Publication year - 1999
Publication title -
medical physics
Language(s) - English
Resource type - Journals
SCImago Journal Rank - 1.473
H-Index - 180
eISSN - 2473-4209
pISSN - 0094-2405
DOI - 10.1118/1.598658
Subject(s) - segmentation , artificial intelligence , mammography , region growing , computer science , computer vision , image segmentation , pattern recognition (psychology) , filter (signal processing) , data set , computer aided diagnosis , scale space segmentation , medicine , breast cancer , cancer
As an ongoing effort to develop a computer aid for detection of masses on mammograms, we recently designed an object‐based region‐growing technique to improve mass segmentation.

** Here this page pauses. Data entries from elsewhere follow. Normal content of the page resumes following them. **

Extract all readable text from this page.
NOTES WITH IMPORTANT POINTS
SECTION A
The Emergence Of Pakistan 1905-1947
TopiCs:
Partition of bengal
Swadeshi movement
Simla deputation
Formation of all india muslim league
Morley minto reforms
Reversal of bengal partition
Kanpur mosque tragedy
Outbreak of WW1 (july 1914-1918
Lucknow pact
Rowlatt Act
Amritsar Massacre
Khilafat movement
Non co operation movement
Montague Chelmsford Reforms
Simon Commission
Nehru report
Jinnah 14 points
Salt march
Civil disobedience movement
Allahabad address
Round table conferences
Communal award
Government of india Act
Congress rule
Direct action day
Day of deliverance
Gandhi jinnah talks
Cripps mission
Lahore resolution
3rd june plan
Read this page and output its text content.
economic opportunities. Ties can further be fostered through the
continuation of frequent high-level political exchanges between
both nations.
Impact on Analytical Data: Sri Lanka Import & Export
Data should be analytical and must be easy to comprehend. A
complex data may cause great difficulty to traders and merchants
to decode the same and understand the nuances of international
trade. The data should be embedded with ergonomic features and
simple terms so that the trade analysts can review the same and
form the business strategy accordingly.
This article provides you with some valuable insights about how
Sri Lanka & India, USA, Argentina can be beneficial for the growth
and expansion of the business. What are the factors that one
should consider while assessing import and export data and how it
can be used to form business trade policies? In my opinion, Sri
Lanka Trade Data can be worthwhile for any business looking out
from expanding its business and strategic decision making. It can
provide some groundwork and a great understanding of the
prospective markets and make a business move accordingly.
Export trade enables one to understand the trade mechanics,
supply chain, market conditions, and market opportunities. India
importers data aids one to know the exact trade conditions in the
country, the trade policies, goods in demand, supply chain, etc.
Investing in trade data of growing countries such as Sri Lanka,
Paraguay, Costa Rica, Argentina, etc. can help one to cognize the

This segmentation method utilizes the density‐weighted contrast enhancement (DWCE) filter as a preprocessing step. The DWCE filter adaptively enhances the contrast between the breast structures and the background. Object‐based region growing was then applied to each of the identified structures. The region‐growing technique uses gray‐scale and gradient information to adjust the initial object borders and to reduce merging between adjacent or overlapping structures. Each object is then classified as a breast mass or normal tissue based on extracted morphological and texture features. In this study we evaluated the sensitivity of this combined segmentation scheme and its ability to reduce false positive (FP) detections on a data set of 253 digitized mammograms, each of which contained a biopsy‐proven breast mass. It was found that the segmentation scheme detected 98% of the 253 biopsy‐proven breast masses in our data set. After final FP reduction, the detection resulted in 4.2 FP per image at a 90% true positive (TP) fraction and 2.0 FPs per image at an 80% TP fraction. The combined DWCE and object‐based region growing technique increased the initial detection sensitivity, reduced merging between neighboring structures, and reduced the number of FP detections in our automated breast mass detection scheme.